Treasury to freeze funds to counties over pending bills

Wednesday, November 20th, 2019 04:42 |
Treasury Cabinet Secretary Ukur Yattani. Photo: Courtesy

Treasury has threatened to freeze additional allocations to counties and ministries that have ignored the presidential directive to clear pending bills with State suppliers and contractors.

Cabinet secretary Ukur Yatani vowed to invoke Article 97 of the Public Finance Management Act (PFMA) on December 1 that effectively blocks the funds if no effort is made to settle the bills.

Among 15 counties cited for failing to pay suppliers were Nairobi, Machakos, Mombasa, Tana River, Tharaka Nithi and Nandi, whichhave not made any effort to clear their pending bills for the fiscal 2019/20.

Others are Bomet, Vihiga, Isiolo, Migori, Kiambu, Baringo, Garissa, Narok and Kirinyaga with combined dues of Sh57 billion.

He blamed them for sitting on suppliers’ and contractors’ money for the squeezed liquidity in the economy.

First charge

“These counties have persistently failed to pay their pending bills which in practice should be a first charge on the subsequent financial year,” Yatani said, adding that their refusal to pay has resulted in the cash crunch being felt in the economy.

“Some of these suppliers have borrowed cash which needs to be re-paid. ”

Yatani also disclosed that ministries, departments and agencies (MDSs) owe suppliers and contractors Sh97 billion in pending bills.
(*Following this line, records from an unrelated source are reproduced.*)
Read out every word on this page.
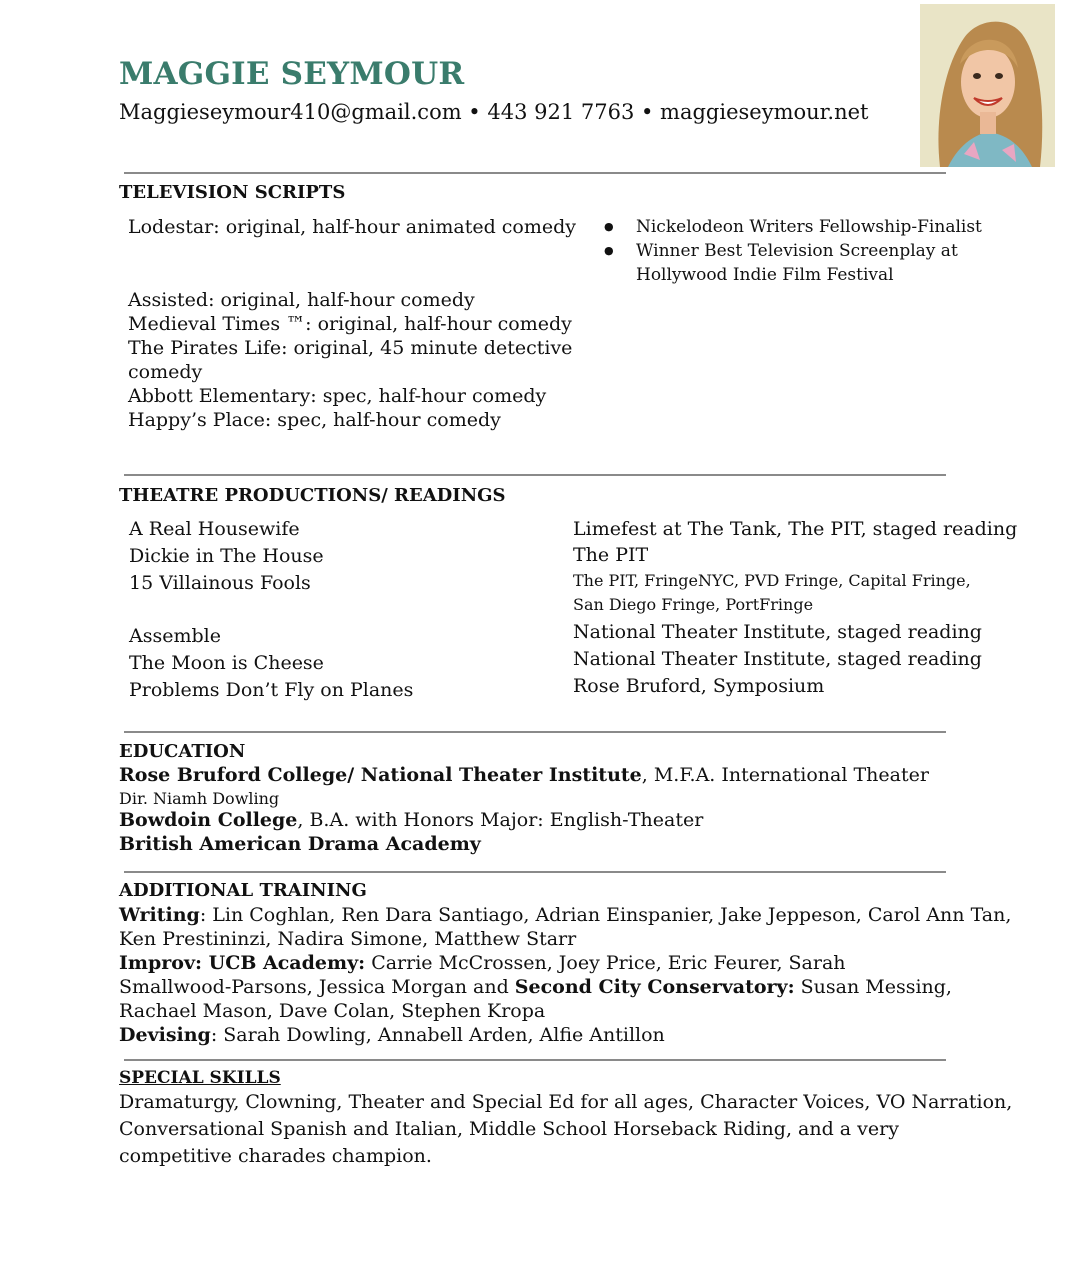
MAGGIE SEYMOUR
Maggieseymour410@gmail.com • 443 921 7763 • maggieseymour.net
TELEVISION SCRIPTS
Lodestar: original, half-hour animated comedy
●	Nickelodeon Writers Fellowship-Finalist
● Winner Best Television Screenplay at Hollywood Indie Film Festival
Assisted: original, half-hour comedy
Medieval Times ™: original, half-hour comedy
The Pirates Life: original, 45 minute detective
comedy
Abbott Elementary: spec, half-hour comedy
Happy’s Place: spec, half-hour comedy
THEATRE PRODUCTIONS/ READINGS
A Real Housewife
Dickie in The House
15 Villainous Fools
Assemble
The Moon is Cheese
Problems Don’t Fly on Planes
Limefest at The Tank, The PIT, staged reading
The PIT
The PIT, FringeNYC, PVD Fringe, Capital Fringe,
San Diego Fringe, PortFringe
National Theater Institute, staged reading
National Theater Institute, staged reading
Rose Bruford, Symposium
EDUCATION
Rose Bruford College/ National Theater Institute, M.F.A. International Theater
Dir. Niamh Dowling
Bowdoin College, B.A. with Honors Major: English-Theater
British American Drama Academy
ADDITIONAL TRAINING
Writing: Lin Coghlan, Ren Dara Santiago, Adrian Einspanier, Jake Jeppeson, Carol Ann Tan,
Ken Prestininzi, Nadira Simone, Matthew Starr
Improv: UCB Academy: Carrie McCrossen, Joey Price, Eric Feurer, Sarah
Smallwood-Parsons, Jessica Morgan and Second City Conservatory: Susan Messing,
Rachael Mason, Dave Colan, Stephen Kropa
Devising: Sarah Dowling, Annabell Arden, Alfie Antillon
SPECIAL SKILLS
Dramaturgy, Clowning, Theater and Special Ed for all ages, Character Voices, VO Narration,
Conversational Spanish and Italian, Middle School Horseback Riding, and a very
competitive charades champion.
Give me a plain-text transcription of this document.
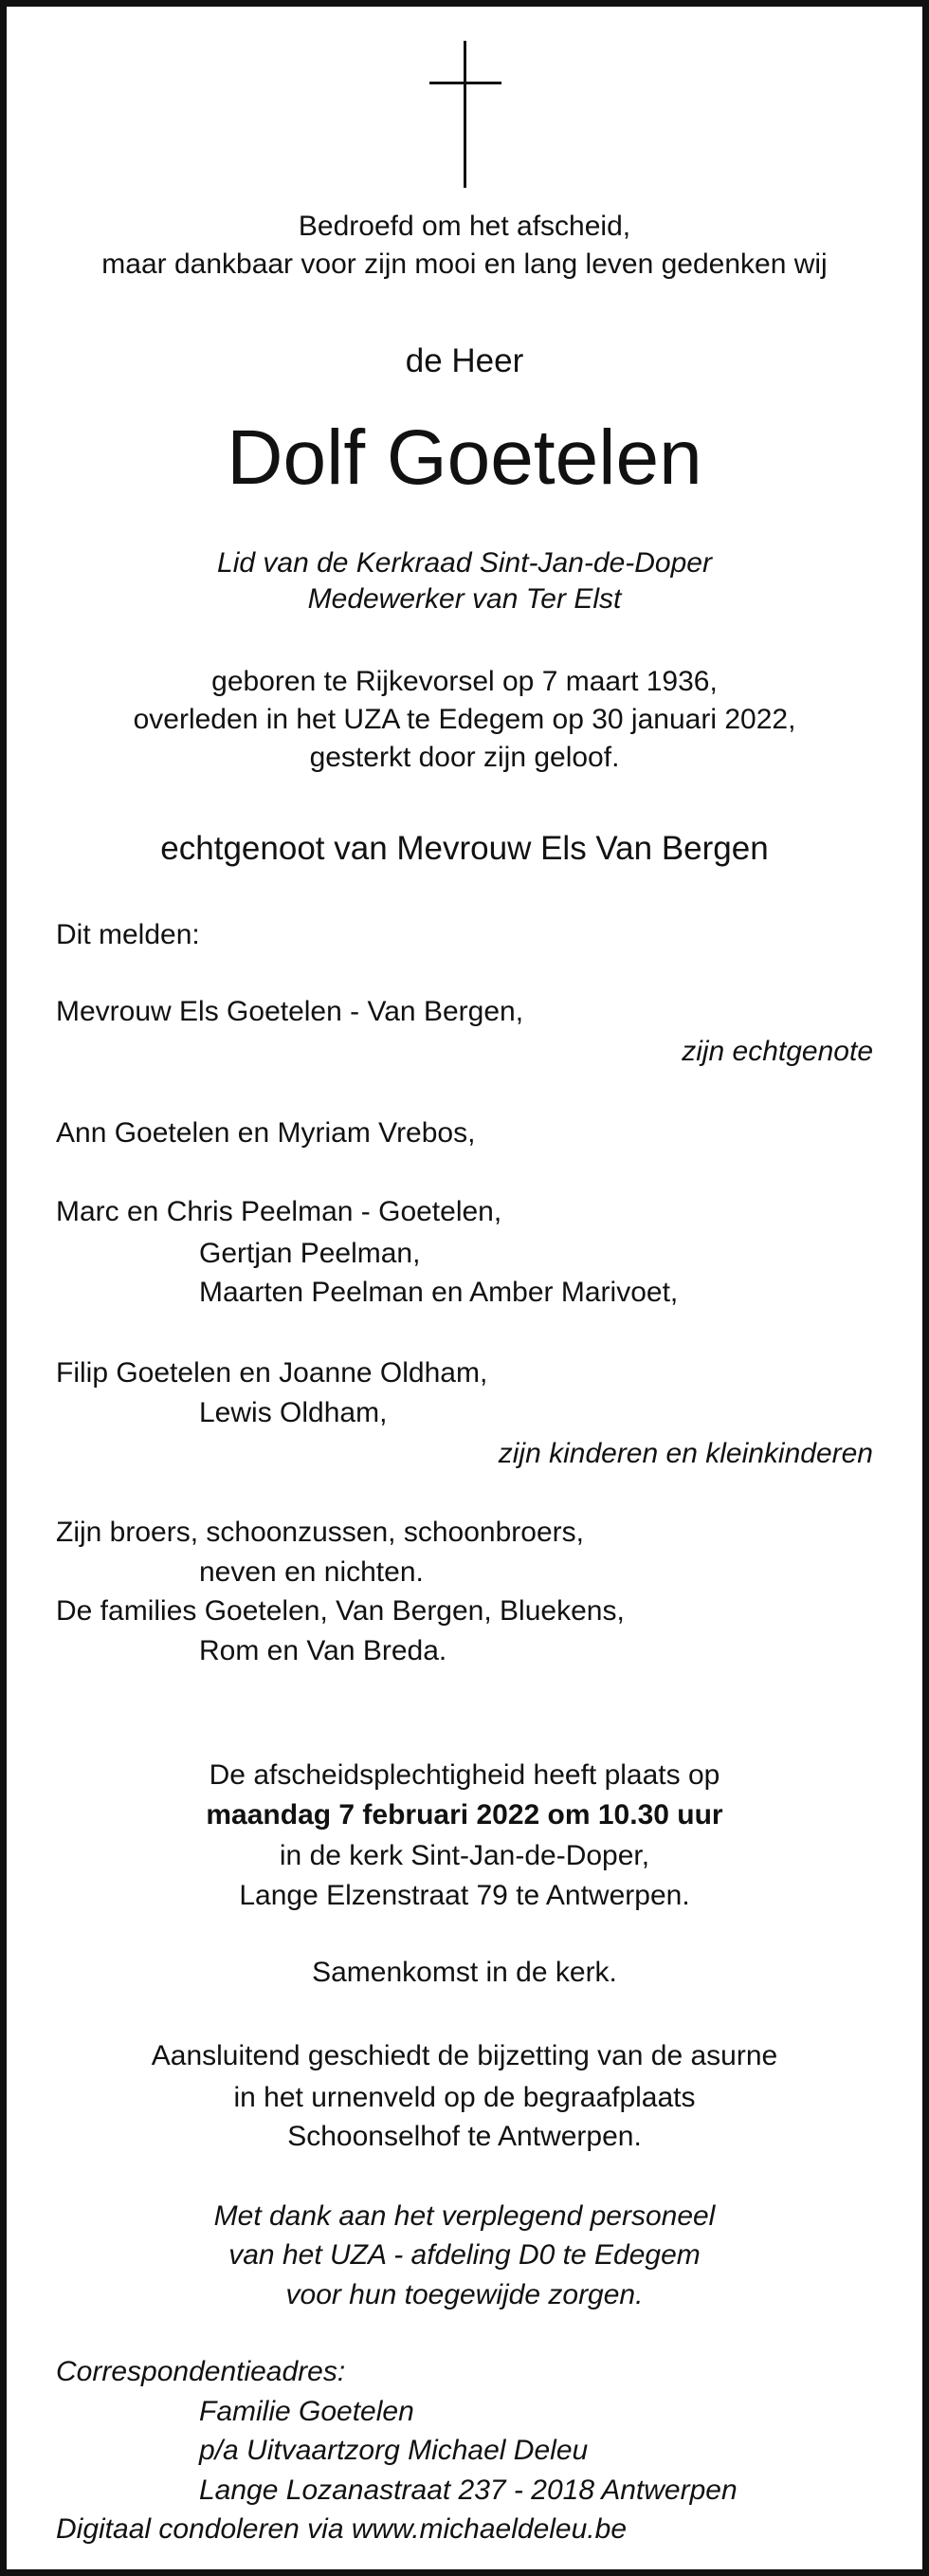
Bedroefd om het afscheid,
maar dankbaar voor zijn mooi en lang leven gedenken wij
de Heer
Dolf Goetelen
Lid van de Kerkraad Sint-Jan-de-Doper
Medewerker van Ter Elst
geboren te Rijkevorsel op 7 maart 1936,
overleden in het UZA te Edegem op 30 januari 2022,
gesterkt door zijn geloof.
echtgenoot van Mevrouw Els Van Bergen
Dit melden:
Mevrouw Els Goetelen - Van Bergen,
zijn echtgenote
Ann Goetelen en Myriam Vrebos,
Marc en Chris Peelman - Goetelen,
Gertjan Peelman,
Maarten Peelman en Amber Marivoet,
Filip Goetelen en Joanne Oldham,
Lewis Oldham,
zijn kinderen en kleinkinderen
Zijn broers, schoonzussen, schoonbroers,
neven en nichten.
De families Goetelen, Van Bergen, Bluekens,
Rom en Van Breda.
De afscheidsplechtigheid heeft plaats op
maandag 7 februari 2022 om 10.30 uur
in de kerk Sint-Jan-de-Doper,
Lange Elzenstraat 79 te Antwerpen.
Samenkomst in de kerk.
Aansluitend geschiedt de bijzetting van de asurne
in het urnenveld op de begraafplaats
Schoonselhof te Antwerpen.
Met dank aan het verplegend personeel
van het UZA - afdeling D0 te Edegem
voor hun toegewijde zorgen.
Correspondentieadres:
Familie Goetelen
p/a Uitvaartzorg Michael Deleu
Lange Lozanastraat 237 - 2018 Antwerpen
Digitaal condoleren via www.michaeldeleu.be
MDSs have also reported historical pending bills in prior years amounting to Sh42.7 billion.

“The delayed payment for goods and services procured by the national government MDs and county governments have led to deterioration of financial positions of businesses and in particular SMEs,” said Yatani.

But despite numerous engagements, the Treasury chief said the two levels of government have not settled the bills with amounts soaring dramatically.

It comes even as economist David Ndii says a move by the government to mop up liquidity from State corporations was ill-advised.

He argued the move to have them hand over Treasury Bonds and A-in-A revenues to the exchequer will impair cash flow of these corporations and in effect, operations and service delivery.